Tutto liscio, come da programma. Dopo l’approvazione, martedì, del divieto di «presidenze a vita» per le Sezioni del Tribunale d’appello, oggi il Gran Consiglio ha dato il via libera anche agli altri due dossier che componevano il «pacchetto» di riforme per la Giustizia ticinese. Nel dettaglio, ha approvato pressoché all’unanimità la risoluzione proposta dalla Commissione giustizia e diritti, con una serie di ritocchi praticamente in tutti gli ambiti della Magistratura, e pure l’iniziativa che mira a dare maggiori poteri all’organo di controllo, il Consiglio della Magistratura (si veda l’articolo in basso).

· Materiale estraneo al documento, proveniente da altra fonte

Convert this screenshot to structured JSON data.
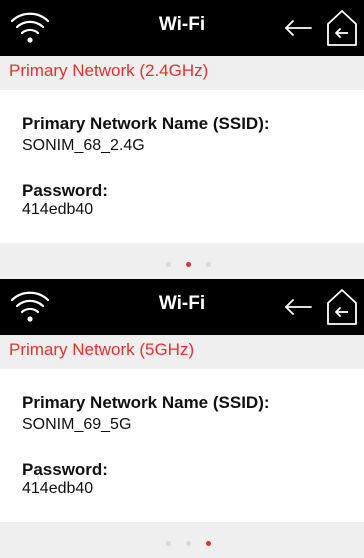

Luce verde, dunque, e a larghissima maggioranza nonostante qualche frecciatina in aula, a una riforma che da più parti è stata definita «un primo passo nella giusta direzione» e non certo «una rivoluzione».
Dalla frecciatina...
Partiamo, come detto, dalla corposa risoluzione a cui ha lavorato quest’estate la Sottocommissione coordinata dalla deputata del Centro Sabrina Gendotti. Una risoluzione che, come detto, va a toccare quasi tutti gli ambiti della Giustizia. E che, ha rimarcato Gendotti lanciando nuovamente una stoccata all’indirizzo del Dipartimento delle istituzioni diretto da Norman Gobbi, «è stata voluta per gettare le basi di una riforma che la Giustizia ticinese attende senza successo da 10 anni». Dieci anni di attesa «poiché, anche se è vero che il Ticino è restio ai cambiamenti, dall’altra nemmeno il Dipartimento, tranne sulle Autorità regionali di protezione, ha sottoposto riforme al Parlamento o al popolo». Insomma, di nuovo al centro delle critiche c’è stato l’immobilismo del Dipartimento. Poiché, ha aggiunto la deputata, «le riforme vengono colte se si collabora e se si trova un consenso. Consenso che la Commissione ha trovato, tra i suoi membri, tra i partiti, e anche con le autorità giudiziarie. Ma non con il Governo».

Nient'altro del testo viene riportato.